Objectives: To develop, test and validate the nonlinear dynamic response modeling and predictive capability for aquaculture facilities in rough sea conditions. The specific objective is to develop a prediction technology to act as a “real-time digital twin”, called AQUA-DT, which will enhance and support the design, installation and operation of intelligent open-ocean aquaculture systems. Based on real-time (sparse) upstream wave measurement (e.g. by a wave-directional buoy), AQUA-DT will provide faster-than-real-time reconstruction and forecast of (1) phase-resolved nonlinear wave (and current) environments, and (2) phase-resolved hydrodynamic loads and motions of aquaculture fish cages and vessels in an aquaculture farming site.
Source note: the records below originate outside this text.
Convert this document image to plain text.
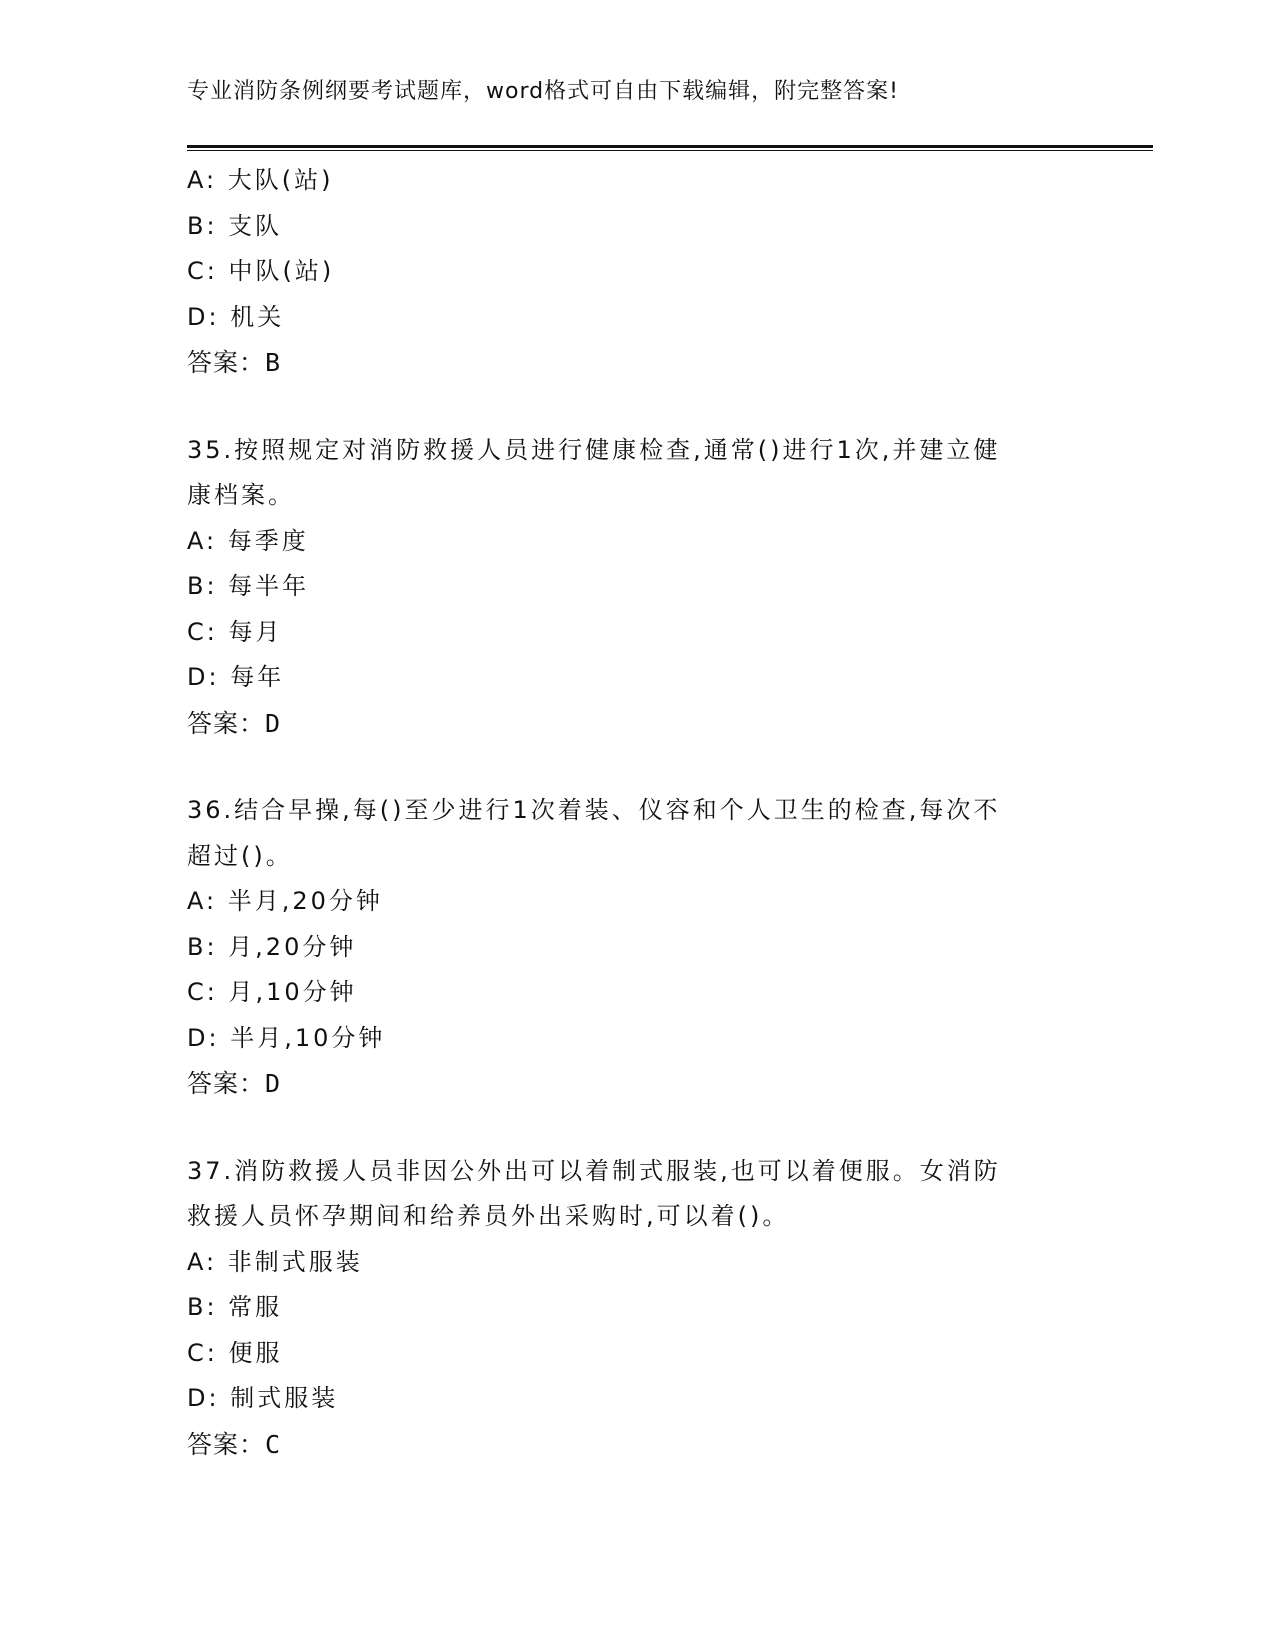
专业消防条例纲要考试题库，word格式可自由下载编辑，附完整答案!
A: 大队(站)
B: 支队
C: 中队(站)
D: 机关
答案：B
35.按照规定对消防救援人员进行健康检查,通常()进行1次,并建立健
康档案。
A: 每季度
B: 每半年
C: 每月
D: 每年
答案：D
36.结合早操,每()至少进行1次着装、仪容和个人卫生的检查,每次不
超过()。
A: 半月,20分钟
B: 月,20分钟
C: 月,10分钟
D: 半月,10分钟
答案：D
37.消防救援人员非因公外出可以着制式服装,也可以着便服。女消防
救援人员怀孕期间和给养员外出采购时,可以着()。
A: 非制式服装
B: 常服
C: 便服
D: 制式服装
答案：C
Methodology: The basis of AQUA-DT is physics-informed machine learning developed from state-of-the-art nonlinear wave and hydrodynamic load prediction capabilities. We are uniquely situated to develop this technology using our newly developed AQUA-MIT capability, which predicts the nonlinear wavefields and loads/motions of aquaculture cages in rough seas, and our expertise in using field measurements to perform phase-resolved nonlinear wave/current predictions. AQUA-DT will be trained offline using limited available wave measurements and extensive physics-based simulation data. The validity of AQUA-DT will be assessed in a laboratory environment in which the response of a fishing cage under long-crested irregular waves will be tested.
Rationale: Advancing the nonlinear dynamic response modeling and predictive capability for aquaculture facilities in rough sea is critical to support the design, installation and operation of offshore structures and to define new standards for open-sea aquaculture activities. Most existing work is for near shore or protected water and has limited applicability in more energetic environments. A developed digital twin, AQUA-DT, allows real-time monitoring of physical assets and can act as early warning and prediction tools. It can support early detection of the need for intervention or notice of structure compromise, and provide faster-than-real-time path prediction capabilities for autonomous vehicle operations.